Hommage de fief. "Allégeance liée à un fief" : Et je scay bien qu'il [le conte] le vous accordera, car les barons lui conseilleront. Quant il le vous aura accordé, si lui demandez autant de place en ceste roche et en ce desrubant comment un cuir de cerf pourra enclourre, et qu'il le vous donne si franchement que nulz n'y mette ne saiche mettre empeschement de hommage de fief, ne de rente nulle. Et de ce prennez bonnes lettres et bonne chartre seellee du grant seel de la dicte conté et des seaulx des pers du dit païs. (ARRAS, c.1392-1393, 31).

 

-

Seigneur de fief : Si l'omme de foy qui auroit ainsi abourné, acquis et diminué les hommaiges et devoirs qu'il devoit à son seigneur de fief à cause de ses terres, dommaines ou mestairies, achaptoit le fief de son seigneur, tout seroit ensemble consolidé au prouffit du souverain (Cout. instit.

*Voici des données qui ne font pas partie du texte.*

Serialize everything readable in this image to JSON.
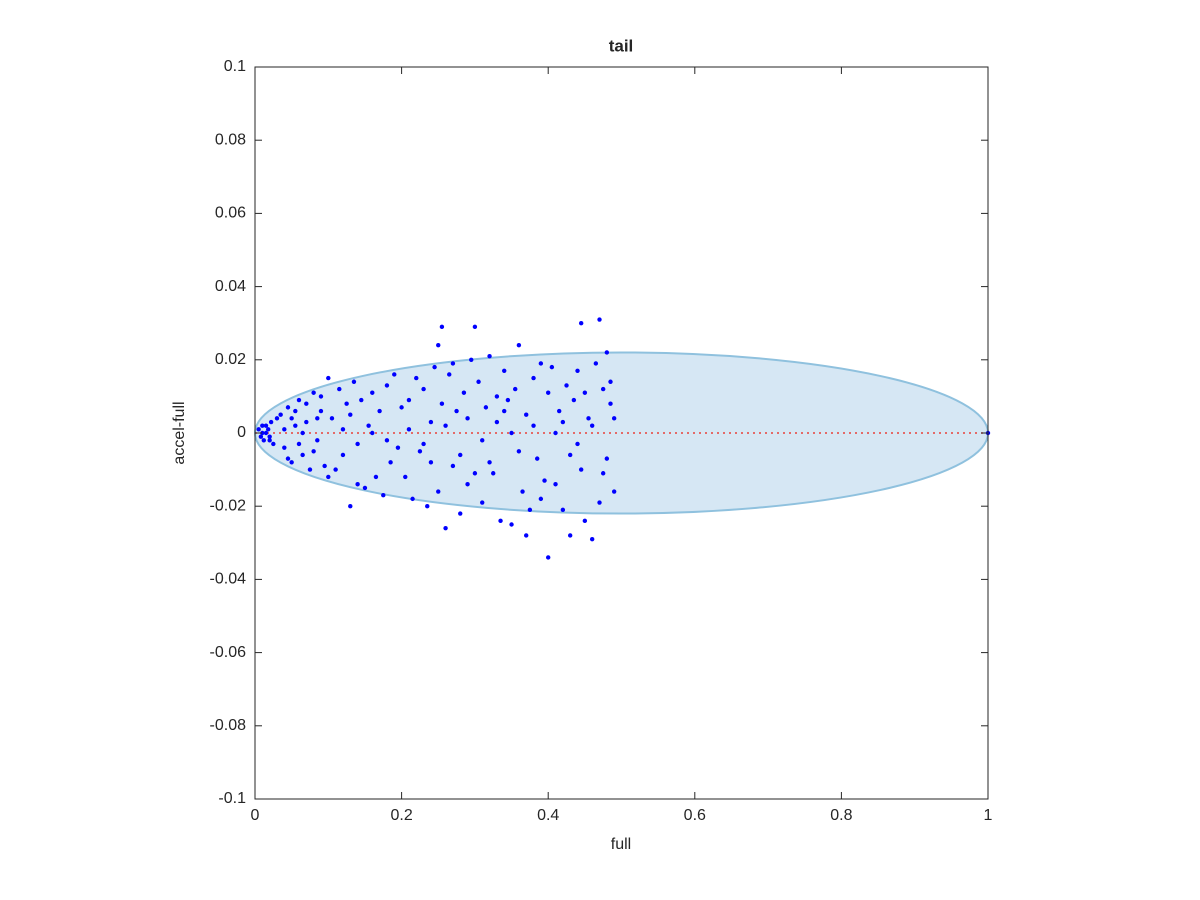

Anjou Maine B.-B., t.1, 1411, 465).

 

-

[P. oppos. au franc fief (surtout en Normandie)] Fief de chevalier./Fief de haubert. "Fief lié au service des armes" : ...cuidant tenir icelle terre de Roncherolles dudit Aubert par un demi fieu de haubert (Mand. Ch. V, D., 1364, 19). ...et nous a fait hommage de un huitiesme de fieu de haubert qu'il tient au dit lieu de Mont Landri (Mand. Ch. V, D., 1372, 497). Huet Louvel, escuier, signeur de Vallencey, tenant du roy notre seigneur par foy et hommage liege le dit fief de Vallencey par un fieuf entier de haubert avecquez toutes ses appartenances et appendencez (HECTOR DE CHARTRES, Cout. R.B., 1398-1402, 103). Item, du dit fieuf, monseigneur Jaqueus de Folligny, chevalier, tient un demi fieuf de chevalier par foy et par hommage du dit hostel, appellé semblablement Vallencey. (HECTOR DE CHARTRES, Cout. R.B., 1398-1402, 104). Et tient ledit seigneur les choses dessus dictes avec son fieu de haubert de Rommilly franchement (HECTOR DE CHARTRES, Cout. R., 1398-1408, 299).

 

Rem. V. aussi haubert. F.L. Ganshof, Féodalité, 3e éd., 1957, 124 et 156 (franc fief), 145 (fief de chevalier), 157 (fief de haubert) ; F. Lot, R. Fawtier, Hist. des instit. fr. au Moy. Âge, t.2, 1958, 512 (fief de haubert).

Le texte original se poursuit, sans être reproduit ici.